Don't wait for permission to develop leadership skills — start now, inside the role you already have. I see so many talented women in engineering who are exceptional at their craft but hold back from the strategic, visible work because they feel they haven't earned it yet. You don't need a new title to develop product thinking, to speak up in roadmap conversations, or to connect your work to business outcomes. That proactive mindset is exactly what The PME Club is built around. The engineers — and especially the women — who grow fastest are the ones who decide early that execution is just the baseline, not the ceiling.

Q

What are the biggest challenges or opportunities in your field right now?

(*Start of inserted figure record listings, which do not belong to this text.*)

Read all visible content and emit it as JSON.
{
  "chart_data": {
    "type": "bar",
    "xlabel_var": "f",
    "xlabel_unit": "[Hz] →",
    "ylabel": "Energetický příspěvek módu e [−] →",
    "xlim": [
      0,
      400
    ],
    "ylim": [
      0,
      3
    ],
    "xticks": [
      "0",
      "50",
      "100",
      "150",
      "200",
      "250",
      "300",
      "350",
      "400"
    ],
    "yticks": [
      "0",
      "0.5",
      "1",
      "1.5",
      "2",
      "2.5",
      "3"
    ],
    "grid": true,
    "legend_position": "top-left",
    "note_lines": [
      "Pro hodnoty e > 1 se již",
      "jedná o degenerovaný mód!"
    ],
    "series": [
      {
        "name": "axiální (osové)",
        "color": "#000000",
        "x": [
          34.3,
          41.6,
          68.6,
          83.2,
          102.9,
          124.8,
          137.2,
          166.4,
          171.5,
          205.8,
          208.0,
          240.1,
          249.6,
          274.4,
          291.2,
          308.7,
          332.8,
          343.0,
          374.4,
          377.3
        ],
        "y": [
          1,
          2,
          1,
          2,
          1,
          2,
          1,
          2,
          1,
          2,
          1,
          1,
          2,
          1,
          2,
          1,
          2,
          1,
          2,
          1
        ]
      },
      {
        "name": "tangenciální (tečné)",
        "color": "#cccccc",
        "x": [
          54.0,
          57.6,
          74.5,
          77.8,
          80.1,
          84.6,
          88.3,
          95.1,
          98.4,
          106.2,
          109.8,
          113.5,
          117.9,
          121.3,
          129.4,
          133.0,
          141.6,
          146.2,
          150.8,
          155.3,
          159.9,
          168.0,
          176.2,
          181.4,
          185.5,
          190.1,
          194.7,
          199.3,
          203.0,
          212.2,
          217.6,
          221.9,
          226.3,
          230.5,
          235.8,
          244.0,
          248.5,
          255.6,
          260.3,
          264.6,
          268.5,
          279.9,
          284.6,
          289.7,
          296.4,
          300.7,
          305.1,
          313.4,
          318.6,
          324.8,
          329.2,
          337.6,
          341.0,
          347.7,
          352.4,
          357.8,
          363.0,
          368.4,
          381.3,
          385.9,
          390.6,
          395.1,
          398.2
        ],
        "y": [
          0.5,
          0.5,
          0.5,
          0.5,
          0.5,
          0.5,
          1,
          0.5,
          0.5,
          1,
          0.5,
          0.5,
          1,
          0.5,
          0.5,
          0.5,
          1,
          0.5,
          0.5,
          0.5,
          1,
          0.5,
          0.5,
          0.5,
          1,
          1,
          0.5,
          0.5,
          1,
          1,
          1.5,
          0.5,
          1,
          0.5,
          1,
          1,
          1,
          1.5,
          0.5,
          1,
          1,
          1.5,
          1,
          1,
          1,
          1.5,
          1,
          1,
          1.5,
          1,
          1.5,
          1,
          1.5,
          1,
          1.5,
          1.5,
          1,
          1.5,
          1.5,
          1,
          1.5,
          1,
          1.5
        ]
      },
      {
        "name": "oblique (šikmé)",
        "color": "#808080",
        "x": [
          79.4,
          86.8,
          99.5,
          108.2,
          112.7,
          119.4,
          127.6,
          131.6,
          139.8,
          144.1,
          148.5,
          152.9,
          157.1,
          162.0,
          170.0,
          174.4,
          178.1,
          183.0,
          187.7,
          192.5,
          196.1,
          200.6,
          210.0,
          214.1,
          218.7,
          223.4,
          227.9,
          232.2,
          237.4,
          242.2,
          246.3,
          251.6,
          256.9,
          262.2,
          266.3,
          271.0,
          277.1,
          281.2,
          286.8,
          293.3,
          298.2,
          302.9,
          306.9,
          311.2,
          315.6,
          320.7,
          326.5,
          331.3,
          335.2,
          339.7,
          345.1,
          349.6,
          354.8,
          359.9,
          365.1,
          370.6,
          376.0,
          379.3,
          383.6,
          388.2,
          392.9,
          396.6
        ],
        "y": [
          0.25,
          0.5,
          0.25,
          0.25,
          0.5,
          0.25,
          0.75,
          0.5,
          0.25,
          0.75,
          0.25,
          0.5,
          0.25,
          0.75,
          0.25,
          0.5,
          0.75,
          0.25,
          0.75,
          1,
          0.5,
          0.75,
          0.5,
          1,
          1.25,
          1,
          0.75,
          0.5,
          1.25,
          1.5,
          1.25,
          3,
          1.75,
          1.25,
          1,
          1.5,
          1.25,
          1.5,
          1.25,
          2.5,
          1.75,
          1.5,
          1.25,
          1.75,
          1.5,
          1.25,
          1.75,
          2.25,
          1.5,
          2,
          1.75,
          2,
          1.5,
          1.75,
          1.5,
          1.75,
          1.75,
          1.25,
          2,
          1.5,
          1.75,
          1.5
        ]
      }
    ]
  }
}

The biggest opportunity I see is engineers who are ready to operate at a higher level but don't have the frameworks or community to get there. There's an enormous gap between what engineering education teaches and what actually drives impact and growth in corporate tech environments — product thinking, leadership presence, understanding business context. Most engineers figure this out slowly and alone, if at all. The PME Club exists to accelerate that development intentionally. On the startup side, AI video technology is at an inflection point — the tools to create personalized, intelligent video experiences are finally catching up to the vision, and the applications across education, media, and enterprise are massive.

Q

What values are most important to you in your work and personal life?

Access, intentionality, and building in community. I grew up where quality education and career opportunity were unevenly distributed, and that shapes everything I build. The PME Club is free in spirit — it exists because I believe every engineer deserves access to the kind of thinking and mentorship that used to only come from being in the right room. Intentionality matters to me because both engineering and leadership require deliberate practice, not just time served. And community, because the best growth I've seen — in myself and in PME Club members — happens when people learn alongside each other, not in isolation.